Cuenta la leyenda que en la península de Anatolia había un monasterio en el que tenían un nudo que no había conseguido deshacer nadie. Se decía, por entonces, que quien consiguiese deshacerlo sería el conquistador del mundo.
Allí llegó Alejandro Magno, después de varias victorias extraordinarias y que ya había sido declarado como dios en alguna de sus conquistas, como por ejemplo en Egipto. La leyenda del nudo gordiano llegó a oídos de sus generales que decidieron aprovecharla para allanarse el camino en las siguientes batallas. Si Alejandro conseguía deshacer el nudo, sus futuros enemigos tendrían más miedo a presentar batalla.
Por tanto lo llevaron al monasterio, donde se enfrentó al dichoso nudo. Os podéis imaginar la escena, rodeado de sacerdotes y de sus generales, atentos todos a cada uno de sus intentos. Unos, deseosos de que consiguiese deshacerlo, otros esperanzados de que no lo lograra, ya que si eso ocurría, se pondría fin a la leyenda.

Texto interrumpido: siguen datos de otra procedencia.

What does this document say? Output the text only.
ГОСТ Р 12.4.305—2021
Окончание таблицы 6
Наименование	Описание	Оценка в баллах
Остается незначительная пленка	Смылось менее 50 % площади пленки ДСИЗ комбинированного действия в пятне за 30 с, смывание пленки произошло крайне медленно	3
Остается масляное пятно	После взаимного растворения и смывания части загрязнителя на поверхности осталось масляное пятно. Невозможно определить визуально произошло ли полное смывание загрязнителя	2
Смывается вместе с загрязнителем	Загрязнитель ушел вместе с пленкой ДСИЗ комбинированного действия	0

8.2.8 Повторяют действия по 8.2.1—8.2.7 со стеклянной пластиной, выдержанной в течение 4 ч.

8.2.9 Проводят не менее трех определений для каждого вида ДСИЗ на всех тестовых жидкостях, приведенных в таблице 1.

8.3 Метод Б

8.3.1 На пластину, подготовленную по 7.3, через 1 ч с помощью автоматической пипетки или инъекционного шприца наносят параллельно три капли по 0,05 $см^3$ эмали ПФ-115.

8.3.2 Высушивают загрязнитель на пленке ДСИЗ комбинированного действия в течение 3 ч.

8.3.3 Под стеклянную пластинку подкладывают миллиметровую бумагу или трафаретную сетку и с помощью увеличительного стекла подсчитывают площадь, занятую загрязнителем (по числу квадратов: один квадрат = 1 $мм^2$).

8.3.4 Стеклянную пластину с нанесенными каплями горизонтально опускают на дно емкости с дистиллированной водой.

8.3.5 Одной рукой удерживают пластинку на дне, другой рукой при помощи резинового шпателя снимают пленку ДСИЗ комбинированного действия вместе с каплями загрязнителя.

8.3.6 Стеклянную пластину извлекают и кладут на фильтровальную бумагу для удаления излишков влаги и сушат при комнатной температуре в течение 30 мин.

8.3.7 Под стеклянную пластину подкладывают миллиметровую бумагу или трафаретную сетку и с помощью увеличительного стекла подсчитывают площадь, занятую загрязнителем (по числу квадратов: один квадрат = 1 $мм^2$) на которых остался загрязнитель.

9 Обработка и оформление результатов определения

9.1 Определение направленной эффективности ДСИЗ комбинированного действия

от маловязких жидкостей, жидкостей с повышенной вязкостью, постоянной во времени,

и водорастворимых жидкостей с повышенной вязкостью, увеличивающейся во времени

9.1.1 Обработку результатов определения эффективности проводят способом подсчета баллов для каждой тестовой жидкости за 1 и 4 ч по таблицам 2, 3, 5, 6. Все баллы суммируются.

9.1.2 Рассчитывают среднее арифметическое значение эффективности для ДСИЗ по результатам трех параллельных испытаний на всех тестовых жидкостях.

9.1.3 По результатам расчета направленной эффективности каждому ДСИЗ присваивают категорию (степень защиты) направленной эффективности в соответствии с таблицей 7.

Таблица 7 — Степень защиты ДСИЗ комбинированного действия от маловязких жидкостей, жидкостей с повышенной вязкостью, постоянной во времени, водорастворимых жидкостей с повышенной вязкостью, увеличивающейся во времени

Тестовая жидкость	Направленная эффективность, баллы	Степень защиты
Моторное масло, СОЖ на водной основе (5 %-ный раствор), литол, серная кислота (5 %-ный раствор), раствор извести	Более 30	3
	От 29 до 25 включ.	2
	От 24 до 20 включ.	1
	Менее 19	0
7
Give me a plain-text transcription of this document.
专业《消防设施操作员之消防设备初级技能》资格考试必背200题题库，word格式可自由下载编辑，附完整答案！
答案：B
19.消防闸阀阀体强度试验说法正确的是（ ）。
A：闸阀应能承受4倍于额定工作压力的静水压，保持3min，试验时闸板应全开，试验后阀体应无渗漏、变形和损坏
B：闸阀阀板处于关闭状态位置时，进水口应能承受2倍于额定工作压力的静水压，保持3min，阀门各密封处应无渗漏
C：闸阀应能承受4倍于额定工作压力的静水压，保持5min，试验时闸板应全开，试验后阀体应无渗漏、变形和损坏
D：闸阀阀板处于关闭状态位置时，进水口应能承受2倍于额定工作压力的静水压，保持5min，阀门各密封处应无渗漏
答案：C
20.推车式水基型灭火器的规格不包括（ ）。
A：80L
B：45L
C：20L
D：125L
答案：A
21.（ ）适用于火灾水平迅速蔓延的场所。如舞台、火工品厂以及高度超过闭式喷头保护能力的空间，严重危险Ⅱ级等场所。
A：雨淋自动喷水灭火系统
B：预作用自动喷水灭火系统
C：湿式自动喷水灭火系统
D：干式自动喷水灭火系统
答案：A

Alejandro, debía estar agobiado por tener que salir triunfador de una situación que no había buscado, y bajo la presión de las expectativas y deseos de los que le observan.
Desde luego, cuando hay un nudo que no han conseguido deshacer antes muchos otros, debe ser por algo... Parece que Alejandro no debía ser tan Divino a pesar de la proclamación de algunos interesados sacerdotes y de la educación tutelada por Aristóteles, ya que no conseguía deshacer el nudo. Podía ver la satisfacción de los monjes y la decepción de sus generales.
Pero uno puede no ser divino y sí ser capaz de pensar con rapidez y buscar alternativas creativas en situaciones de crisis. Esta fue la gran capacidad de Alejandro Magno.
De forma que, en un solo gesto, desenvainó y cortó el nudo con su espada. El nudo cayó al suelo.
Desde luego las interpretaciones de los generales y de los monjes difirieron profundamente, pero lo cierto es que el nudo había pasado a ser historia. No podía rehacerse.
La pregunta que me hago yo es, ¿Por qué no somos capaces de hacer lo mismo con los nudos emocionales?